A Super Bowl trophy would have been the perfect ending to their story, the ultimate joy to balance the ultimate pain.
“It would have been sensational,” tackle Sebastian Vollmer said, shaking his head.
Instead, Kraft was left to stand alone on the sideline, watching as New England’s season came to an end.
“I’m sure he’s proud of us, but the goal was to win the championship,” Wilfork said. “And we fell short.”
After leading for much of the game, the Patriots watched Eli Manning engineer an 88-yard, go-ahead drive. New England got the ball with 57 seconds left, and Brady got the Patriots close to midfield. But a deep pass to Branch fell short.

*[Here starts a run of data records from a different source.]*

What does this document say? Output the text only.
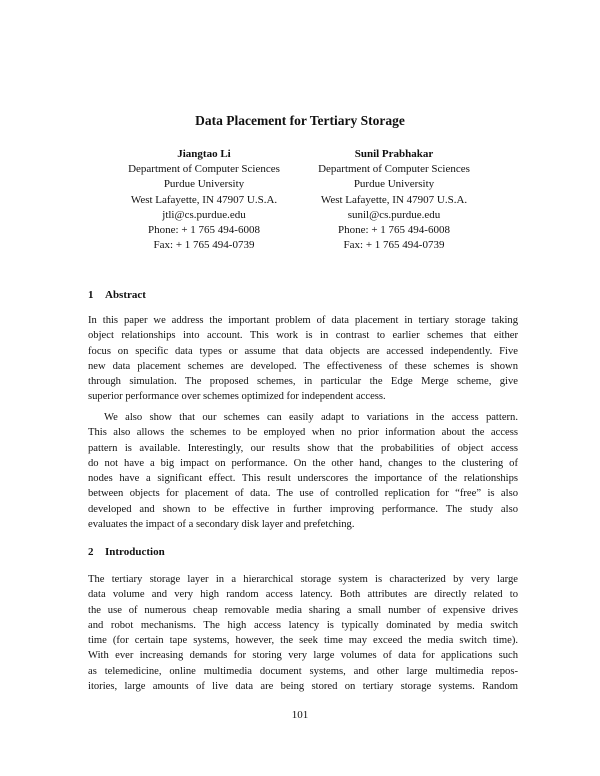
Data Placement for Tertiary Storage
Jiangtao Li
Department of Computer Sciences
Purdue University
West Lafayette, IN 47907 U.S.A.
jtli@cs.purdue.edu
Phone: + 1 765 494-6008
Fax: + 1 765 494-0739
Sunil Prabhakar
Department of Computer Sciences
Purdue University
West Lafayette, IN 47907 U.S.A.
sunil@cs.purdue.edu
Phone: + 1 765 494-6008
Fax: + 1 765 494-0739
1 Abstract
In this paper we address the important problem of data placement in tertiary storage taking
object relationships into account. This work is in contrast to earlier schemes that either
focus on specific data types or assume that data objects are accessed independently. Five
new data placement schemes are developed. The effectiveness of these schemes is shown
through simulation. The proposed schemes, in particular the Edge Merge scheme, give
superior performance over schemes optimized for independent access.
We also show that our schemes can easily adapt to variations in the access pattern.
This also allows the schemes to be employed when no prior information about the access
pattern is available. Interestingly, our results show that the probabilities of object access
do not have a big impact on performance. On the other hand, changes to the clustering of
nodes have a significant effect. This result underscores the importance of the relationships
between objects for placement of data. The use of controlled replication for “free” is also
developed and shown to be effective in further improving performance. The study also
evaluates the impact of a secondary disk layer and prefetching.
2 Introduction
The tertiary storage layer in a hierarchical storage system is characterized by very large
data volume and very high random access latency. Both attributes are directly related to
the use of numerous cheap removable media sharing a small number of expensive drives
and robot mechanisms. The high access latency is typically dominated by media switch
time (for certain tape systems, however, the seek time may exceed the media switch time).
With ever increasing demands for storing very large volumes of data for applications such
as telemedicine, online multimedia document systems, and other large multimedia repos-
itories, large amounts of live data are being stored on tertiary storage systems. Random
101
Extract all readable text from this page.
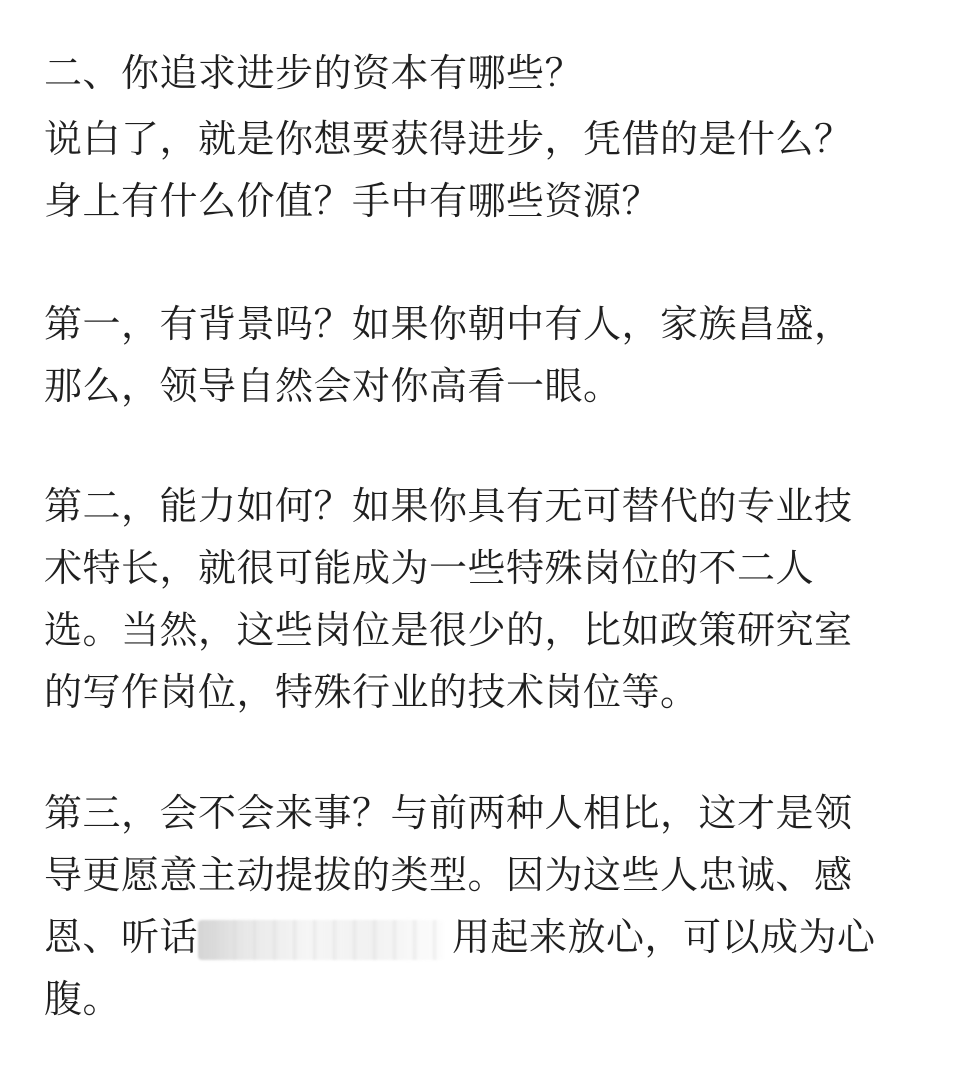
二、你追求进步的资本有哪些？

说白了，就是你想要获得进步，凭借的是什么？

身上有什么价值？手中有哪些资源？

第一，有背景吗？如果你朝中有人，家族昌盛，

那么，领导自然会对你高看一眼。

第二，能力如何？如果你具有无可替代的专业技

术特长，就很可能成为一些特殊岗位的不二人

选。当然，这些岗位是很少的，比如政策研究室

的写作岗位，特殊行业的技术岗位等。

第三，会不会来事？与前两种人相比，这才是领

导更愿意主动提拔的类型。因为这些人忠诚、感

恩、听话	用起来放心，可以成为心

腹。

With 5 seconds left, Brady let loose with a desperation heave to the end zone. Aaron Hernandez went up among three defenders, and the ball was tipped _ out of reach of a lunging Rob Gronkowski as the ball fell to the ground and time ran out.
It was the second time the Patriots had lost to the Super Bowl in the last four years. This one ended much like the first, a last-second Giants win.
Giants owners John Mara and Steve Tisch are some of Kraft’s closest friends in the NFL, and he said earlier in the week that if he had to lose to someone, at least it would be to them.
But some losses cut a little deeper than others. Kraft spoke to a few players in the locker room before making a quick exit.
“It’s tough for all of us,” Brady said. “Certainly I wish we would have gotten it for him.”